George and his men watched in open-mouthed amazement as one of the Lancers set his large black horse at the railings and coaxed him through in a graceful jump. The sight of this officer, in his plumed shako and magnificent uniform, elegantly clearing the tombstones as if on a steeplechase course, while the snipers fired wildly at him, made the yeomanry hold their breath in
anguish
. George could not return the fire in case he hit the officer. Each moment he expected to see the horse rear-up and fall, or the rider to be flung, broken and bleeding from his saddle, but
miraculously
he reached the church unscathed, dismounted, and calmly tethered his horse to the left of the porch out of the line of fire. Then he strode briskly towards the doorway, his tall boots slapping against his thighs. George gasped as he recognised Lord Goodchild, his face scarlet with rage.

‘My lord?’

‘What the devil are you doing, sir?’

‘Dislodging snipers. They fired on us.’

‘If you try to kill armed men they have a habit of trying to do the same to you.’
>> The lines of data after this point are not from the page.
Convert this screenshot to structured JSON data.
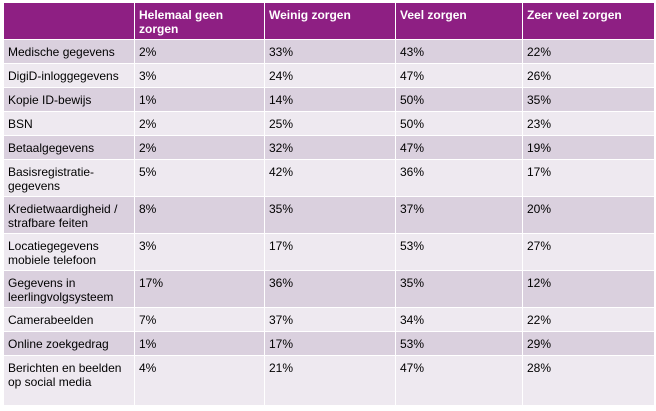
{
  "colors": {
    "header_bg": "#8e1f83",
    "row_dark": "#dad0de",
    "row_light": "#eee9f0"
  },
  "table": {
    "headers": [
      "",
      "Helemaal geen zorgen",
      "Weinig zorgen",
      "Veel zorgen",
      "Zeer veel zorgen"
    ],
    "rows": [
      [
        "Medische gegevens",
        "2%",
        "33%",
        "43%",
        "22%"
      ],
      [
        "DigiD-inloggegevens",
        "3%",
        "24%",
        "47%",
        "26%"
      ],
      [
        "Kopie ID-bewijs",
        "1%",
        "14%",
        "50%",
        "35%"
      ],
      [
        "BSN",
        "2%",
        "25%",
        "50%",
        "23%"
      ],
      [
        "Betaalgegevens",
        "2%",
        "32%",
        "47%",
        "19%"
      ],
      [
        "Basisregistratie-gegevens",
        "5%",
        "42%",
        "36%",
        "17%"
      ],
      [
        "Kredietwaardigheid / strafbare feiten",
        "8%",
        "35%",
        "37%",
        "20%"
      ],
      [
        "Locatiegegevens mobiele telefoon",
        "3%",
        "17%",
        "53%",
        "27%"
      ],
      [
        "Gegevens in leerlingvolgsysteem",
        "17%",
        "36%",
        "35%",
        "12%"
      ],
      [
        "Camerabeelden",
        "7%",
        "37%",
        "34%",
        "22%"
      ],
      [
        "Online zoekgedrag",
        "1%",
        "17%",
        "53%",
        "29%"
      ],
      [
        "Berichten en beelden op social media",
        "4%",
        "21%",
        "47%",
        "28%"
      ]
    ]
  }
}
The scorn and anger in Goodchild’s voice amazed George.

‘My lord, they fired on us first.’

‘Before you had charged an unarmed crowd? I think not, sir.’ Goodchild impatiently flicked the black plume away from his face. ‘The blame is yours for letting the mob into this street.’

The crackle of musketry still echoed across the churchyard from the tower. George was trembling with emotion.

‘If my orders had made sense, I could have defended the Bar. I was told to use only mounted men.’

‘Are you mounted now? Circumstances dictate the method, not general orders. Your orders were to defend Monkgate Bar. How you did so was left to your discretion.’ Goodchild unhitched his sabre which had become caught up with the straps of his sabretache. George’s men had tactfully withdrawn to the back of the porch, where they were exchanging grim smiles, leaving only a corporal and a trooper to cover the approach. ‘You realise an inquiry will be held after the inquests on the men you killed? There will be questions in Parliament.’